The bank president was much interested in learning from Larry of the fact of the bricks being so near the place where Witherby boarded.
“It certainly is a clew, Larry, and it might be bad evidence against him, in court,” the bank president said. “But, I’m afraid it’s too slender to warrant an arrest.”
“I think so, too, but I also think that it would be worth while to have Witherby more closely watched than any other of your employees.”
“Yes, I agree with you, and I’ll order it done. Oh, I do wish this mystery was solved! It isn’t so much the money loss, though that is serious enough, as it is that our whole bank system is demoralized by this crime hanging over our heads. Hurry up, Larry, and win that twenty thousand dollars reward!”
“I wish I could, Mr. Bentfield. We’ll see what keeping a watch on Witherby brings out.”
Close “tabs” were kept on the suspected clerk for several days, but nothing new developed. In the meanwhile Larry had some news in his paper concerning the bank robbery, but it was not much. Some of the other journals, who had put special men on the case, took them off. The detectives were still at work, and several well-known criminals and bank thieves were arrested and put through the “third degree,” as it is called by the police, but nothing came of the examinations.

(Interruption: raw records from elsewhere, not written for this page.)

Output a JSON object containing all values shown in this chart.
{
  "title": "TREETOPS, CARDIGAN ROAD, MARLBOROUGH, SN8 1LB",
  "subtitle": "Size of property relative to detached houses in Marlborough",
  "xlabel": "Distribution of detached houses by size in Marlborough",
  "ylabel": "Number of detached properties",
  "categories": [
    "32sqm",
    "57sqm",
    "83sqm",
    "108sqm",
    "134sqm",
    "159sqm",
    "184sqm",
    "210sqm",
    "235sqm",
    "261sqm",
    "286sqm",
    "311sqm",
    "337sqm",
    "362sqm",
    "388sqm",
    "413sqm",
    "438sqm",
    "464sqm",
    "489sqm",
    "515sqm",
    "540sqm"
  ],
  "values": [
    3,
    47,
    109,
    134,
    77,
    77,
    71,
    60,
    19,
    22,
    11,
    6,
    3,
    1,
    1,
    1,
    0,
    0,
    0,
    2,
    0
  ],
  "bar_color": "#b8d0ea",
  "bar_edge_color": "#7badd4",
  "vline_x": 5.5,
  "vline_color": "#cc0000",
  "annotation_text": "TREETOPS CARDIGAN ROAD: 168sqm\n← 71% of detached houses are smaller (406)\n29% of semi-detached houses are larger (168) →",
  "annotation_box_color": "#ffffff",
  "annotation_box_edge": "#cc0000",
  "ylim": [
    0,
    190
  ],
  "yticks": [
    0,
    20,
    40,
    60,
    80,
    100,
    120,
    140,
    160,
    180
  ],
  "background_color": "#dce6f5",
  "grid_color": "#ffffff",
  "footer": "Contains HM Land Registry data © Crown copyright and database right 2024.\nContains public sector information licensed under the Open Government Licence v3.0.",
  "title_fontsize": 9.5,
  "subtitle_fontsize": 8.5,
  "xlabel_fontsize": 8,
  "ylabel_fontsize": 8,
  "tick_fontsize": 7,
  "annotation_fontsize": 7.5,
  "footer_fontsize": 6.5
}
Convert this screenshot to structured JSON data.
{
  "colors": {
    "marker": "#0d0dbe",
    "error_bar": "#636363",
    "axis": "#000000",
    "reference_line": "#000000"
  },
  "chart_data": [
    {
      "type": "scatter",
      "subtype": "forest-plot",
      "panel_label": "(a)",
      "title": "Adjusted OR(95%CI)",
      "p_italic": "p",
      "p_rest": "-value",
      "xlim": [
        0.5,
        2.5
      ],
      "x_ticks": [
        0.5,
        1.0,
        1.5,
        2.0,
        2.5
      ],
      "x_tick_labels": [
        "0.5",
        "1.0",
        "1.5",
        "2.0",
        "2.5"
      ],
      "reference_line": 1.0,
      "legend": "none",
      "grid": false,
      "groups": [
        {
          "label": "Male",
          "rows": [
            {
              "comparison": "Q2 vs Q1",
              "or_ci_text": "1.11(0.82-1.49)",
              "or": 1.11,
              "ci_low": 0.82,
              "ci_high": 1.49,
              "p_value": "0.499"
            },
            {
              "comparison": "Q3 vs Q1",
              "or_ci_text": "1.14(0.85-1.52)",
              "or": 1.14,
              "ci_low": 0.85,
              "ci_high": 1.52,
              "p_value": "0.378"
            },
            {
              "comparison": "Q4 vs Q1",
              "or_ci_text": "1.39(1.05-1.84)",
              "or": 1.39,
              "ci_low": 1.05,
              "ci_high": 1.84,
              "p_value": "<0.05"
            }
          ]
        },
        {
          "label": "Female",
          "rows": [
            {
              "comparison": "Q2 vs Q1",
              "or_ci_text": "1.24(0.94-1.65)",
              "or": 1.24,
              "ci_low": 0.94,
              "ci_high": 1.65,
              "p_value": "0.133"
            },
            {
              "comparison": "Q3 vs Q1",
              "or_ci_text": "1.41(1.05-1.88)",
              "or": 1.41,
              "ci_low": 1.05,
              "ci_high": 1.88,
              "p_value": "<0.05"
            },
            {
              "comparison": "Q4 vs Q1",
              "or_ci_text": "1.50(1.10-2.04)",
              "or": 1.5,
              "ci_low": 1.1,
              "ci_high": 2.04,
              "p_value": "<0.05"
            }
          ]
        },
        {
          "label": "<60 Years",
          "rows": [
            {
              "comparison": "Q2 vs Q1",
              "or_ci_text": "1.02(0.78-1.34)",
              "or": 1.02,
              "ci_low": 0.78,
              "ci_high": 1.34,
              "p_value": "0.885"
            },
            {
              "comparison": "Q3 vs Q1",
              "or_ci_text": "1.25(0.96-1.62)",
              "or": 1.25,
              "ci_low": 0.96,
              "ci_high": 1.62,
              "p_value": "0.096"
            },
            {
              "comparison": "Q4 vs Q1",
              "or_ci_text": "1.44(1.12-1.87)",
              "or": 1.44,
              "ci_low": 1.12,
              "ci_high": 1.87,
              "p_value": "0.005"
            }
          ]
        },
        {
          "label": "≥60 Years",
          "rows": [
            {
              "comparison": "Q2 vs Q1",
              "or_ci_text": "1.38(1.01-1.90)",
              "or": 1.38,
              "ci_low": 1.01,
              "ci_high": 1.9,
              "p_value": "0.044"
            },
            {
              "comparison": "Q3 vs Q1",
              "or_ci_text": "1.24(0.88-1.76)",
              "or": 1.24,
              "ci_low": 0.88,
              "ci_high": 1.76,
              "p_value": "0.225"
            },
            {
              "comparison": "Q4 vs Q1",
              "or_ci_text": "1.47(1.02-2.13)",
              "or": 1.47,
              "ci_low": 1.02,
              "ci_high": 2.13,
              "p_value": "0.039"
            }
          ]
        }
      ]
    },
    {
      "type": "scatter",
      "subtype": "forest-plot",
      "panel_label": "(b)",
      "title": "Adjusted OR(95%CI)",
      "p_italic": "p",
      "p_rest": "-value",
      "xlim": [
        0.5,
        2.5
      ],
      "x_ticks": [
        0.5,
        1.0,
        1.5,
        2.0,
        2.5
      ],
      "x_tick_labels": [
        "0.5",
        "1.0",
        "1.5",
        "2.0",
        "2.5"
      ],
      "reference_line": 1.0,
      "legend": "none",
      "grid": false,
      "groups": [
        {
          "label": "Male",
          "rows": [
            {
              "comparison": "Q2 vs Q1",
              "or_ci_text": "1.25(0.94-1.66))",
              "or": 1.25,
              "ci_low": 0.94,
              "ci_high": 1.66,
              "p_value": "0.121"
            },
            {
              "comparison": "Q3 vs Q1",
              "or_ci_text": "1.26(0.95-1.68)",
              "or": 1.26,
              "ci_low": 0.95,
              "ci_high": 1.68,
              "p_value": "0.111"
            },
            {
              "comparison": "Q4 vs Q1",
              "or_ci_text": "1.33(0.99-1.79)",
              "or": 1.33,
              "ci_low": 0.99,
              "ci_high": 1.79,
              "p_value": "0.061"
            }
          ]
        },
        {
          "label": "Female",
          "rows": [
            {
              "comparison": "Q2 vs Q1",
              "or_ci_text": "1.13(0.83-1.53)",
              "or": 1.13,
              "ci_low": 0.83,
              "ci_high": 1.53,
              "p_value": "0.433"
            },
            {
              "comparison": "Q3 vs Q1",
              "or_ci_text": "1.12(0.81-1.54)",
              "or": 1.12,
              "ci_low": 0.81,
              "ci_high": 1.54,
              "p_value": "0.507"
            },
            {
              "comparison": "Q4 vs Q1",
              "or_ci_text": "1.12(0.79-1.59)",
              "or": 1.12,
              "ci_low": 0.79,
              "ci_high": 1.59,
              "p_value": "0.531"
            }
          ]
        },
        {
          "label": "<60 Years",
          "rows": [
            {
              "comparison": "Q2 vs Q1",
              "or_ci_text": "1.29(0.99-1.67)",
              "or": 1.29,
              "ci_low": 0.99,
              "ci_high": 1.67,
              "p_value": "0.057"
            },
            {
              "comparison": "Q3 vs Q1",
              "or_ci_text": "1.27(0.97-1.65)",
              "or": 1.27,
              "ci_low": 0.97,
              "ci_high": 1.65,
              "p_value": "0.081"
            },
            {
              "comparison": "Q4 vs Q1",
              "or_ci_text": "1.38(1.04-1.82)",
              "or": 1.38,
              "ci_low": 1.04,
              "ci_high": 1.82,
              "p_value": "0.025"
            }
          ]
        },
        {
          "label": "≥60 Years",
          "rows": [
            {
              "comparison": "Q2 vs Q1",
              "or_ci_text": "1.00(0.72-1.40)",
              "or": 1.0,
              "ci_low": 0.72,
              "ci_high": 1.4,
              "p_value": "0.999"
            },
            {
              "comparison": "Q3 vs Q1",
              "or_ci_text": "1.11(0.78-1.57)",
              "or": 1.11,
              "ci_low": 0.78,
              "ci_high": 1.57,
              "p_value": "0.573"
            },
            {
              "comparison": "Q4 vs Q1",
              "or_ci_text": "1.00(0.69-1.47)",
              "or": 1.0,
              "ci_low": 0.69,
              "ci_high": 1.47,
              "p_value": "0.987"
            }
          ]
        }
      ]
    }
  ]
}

“I don’t believe the mystery will ever be solved,” said Peter Manton to Larry one day, when both were in police headquarters, after the arrest of a man on suspicion of knowing something of the big case. “I wish my paper would take me off this assignment, and put me on one with more life in it. Don’t you want to give up, Larry?”
“I do not! I’m going to solve this.”
“You never will,” declared Peter. And Larry, as he thought how tangled up the case was now, was not as hopeful as his words indicated.